Princeton University lawsuit

The suit states the university is claiming exempt status for non-academic buildings.

I came across an interesting article last week regarding a lawsuit filed against Princeton University that could have some impact on the Dining Services department. The suit claims that the university is claiming exempt status for buildings that do not serve an academic purpose, in violation of state law.

A group of residents in Princeton Borough lodged the complaint after their property taxes rose as much as 30% in a recent reassessment. The group listed 20 buildings in the suit, including the Frist Student Center, where Dining Services operates several retail outlets, and the university’s infirmary.

The residents are arguing that their property taxes would not be so high if the university paid its fair share of taxes on buildings that should not be exempt.

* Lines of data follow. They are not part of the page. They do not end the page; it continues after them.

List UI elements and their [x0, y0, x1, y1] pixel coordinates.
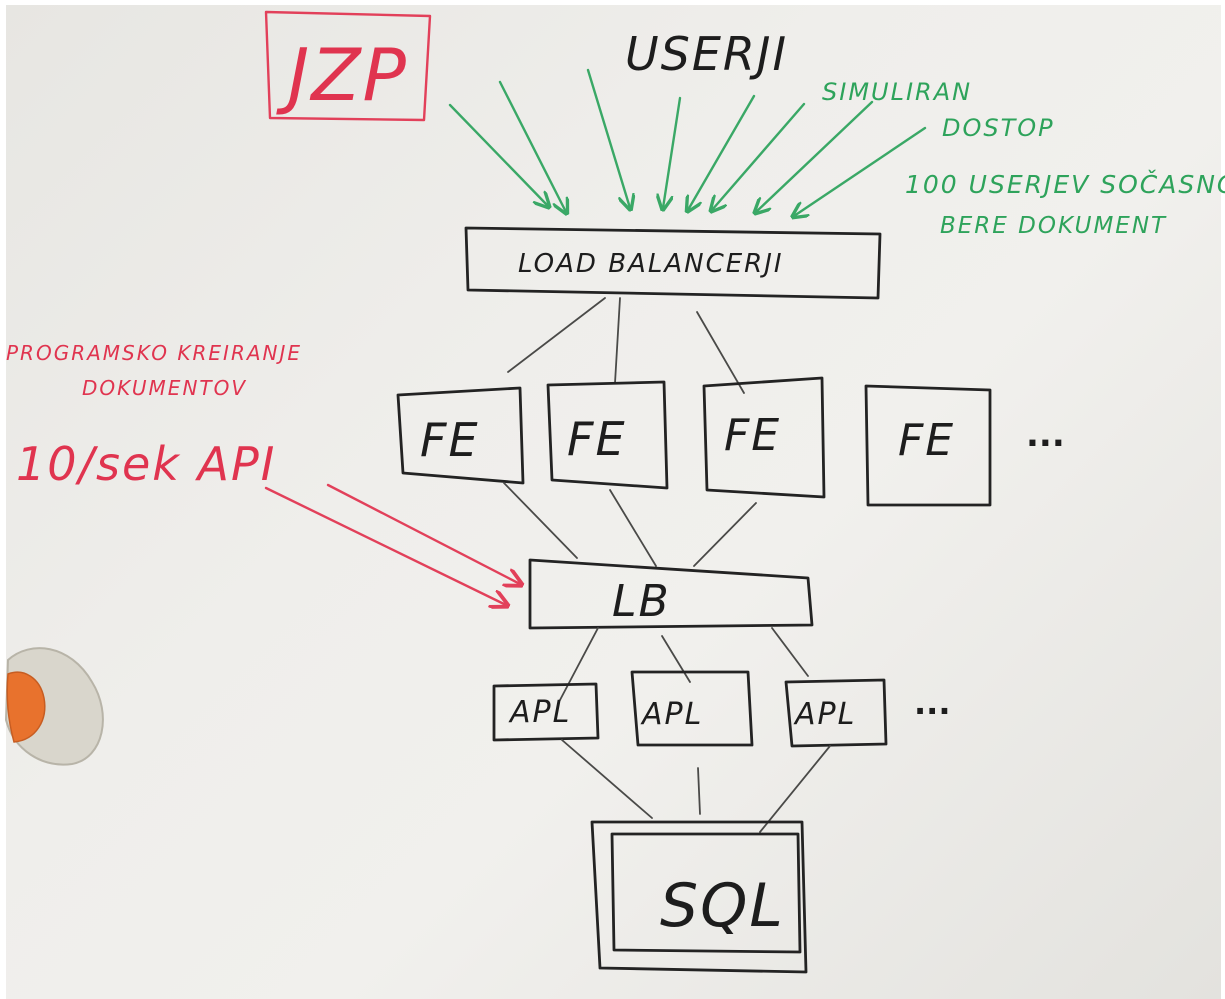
user-arrow	[663, 96, 682, 208]
sql-label: SQL	[660, 871, 785, 941]
user-arrow	[712, 102, 806, 210]
frontend-label: FE	[567, 412, 627, 466]
user-arrow	[498, 80, 566, 212]
frontend-box: FE	[546, 380, 669, 490]
jzp-label: JZP	[276, 33, 408, 117]
user-arrow	[448, 103, 548, 206]
users-label: USERJI	[625, 27, 788, 81]
fe-to-lb-connectors	[503, 482, 757, 567]
user-arrows	[448, 68, 927, 216]
frontend-label: FE	[898, 415, 955, 466]
lb-box: LB	[528, 558, 814, 630]
jzp-box: JZP	[264, 10, 432, 122]
user-arrow	[586, 68, 630, 208]
load-balancer-box: LOAD BALANCERJI	[464, 226, 882, 300]
frontend-box: FE	[702, 376, 826, 499]
simulated-access-line2: DOSTOP	[942, 114, 1055, 142]
app-label: APL	[508, 695, 571, 730]
app-more-ellipsis: ...	[914, 684, 950, 722]
lb-label: LB	[612, 576, 671, 627]
load-balancer-label: LOAD BALANCERJI	[518, 249, 784, 279]
lb-to-fe-connectors	[507, 297, 745, 394]
frontend-label: FE	[724, 410, 781, 461]
app-label: APL	[640, 697, 703, 732]
frontend-box: FE	[396, 386, 525, 485]
app-box: APL	[492, 682, 600, 742]
programmatic-line2: DOKUMENTOV	[82, 376, 247, 400]
programmatic-line1: PROGRAMSKO KREIRANJE	[6, 341, 302, 365]
photo-border-top	[0, 0, 1225, 5]
whiteboard-eraser	[4, 647, 104, 766]
lb-to-apl-connectors	[559, 627, 809, 701]
apl-to-sql-connectors	[561, 739, 831, 833]
app-box: APL	[784, 678, 888, 748]
sql-database-box: SQL	[590, 820, 808, 974]
api-arrow	[264, 486, 506, 605]
api-arrows	[264, 483, 520, 605]
concurrent-users-line1: 100 USERJEV SOČASNO	[905, 169, 1225, 199]
app-box: APL	[630, 670, 754, 747]
app-label: APL	[793, 697, 856, 732]
simulated-access-line1: SIMULIRAN	[822, 78, 972, 106]
frontend-more-ellipsis: ...	[1026, 415, 1065, 455]
user-arrow	[794, 126, 927, 216]
user-arrow	[756, 100, 874, 212]
concurrent-users-line2: BERE DOKUMENT	[940, 213, 1167, 239]
api-rate-label: 10/sek API	[16, 437, 276, 491]
api-arrow	[326, 483, 520, 584]
frontend-box: FE	[864, 384, 992, 507]
frontend-label: FE	[420, 413, 480, 467]
photo-border-left	[0, 0, 6, 999]
user-arrow	[688, 94, 756, 210]
photo-border-right	[1221, 0, 1225, 999]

In 1987, when I worked at Food Management, I wrote a cover story entitled “When Fair Isn’t Fair.” The article focused on “town-gown” relations in a number of college towns and the battles that sometime ensue when local businesses object to universities operating foodservice “businesses” such as catering or pizza restaurants.

This story has a different feel to it, in that it is residents suing over property taxes, rather than local business people going after what is known as unrelated business income tax. But the effect could be similarly deleterious for foodservice departments should the courts rule in favor of the plaintiffs and include buildings where Princeton Dining Services has operations.

I’ve not yet spoken to Dining Services Director Stu Orefice about the potential effects of the suit; I’m not sure he’ll even be able to comment at this time. But I believe this is case that will bear watching, because it could affect future consideration of where a foodservice department can set up shop, not just at Princeton but at schools all over the country.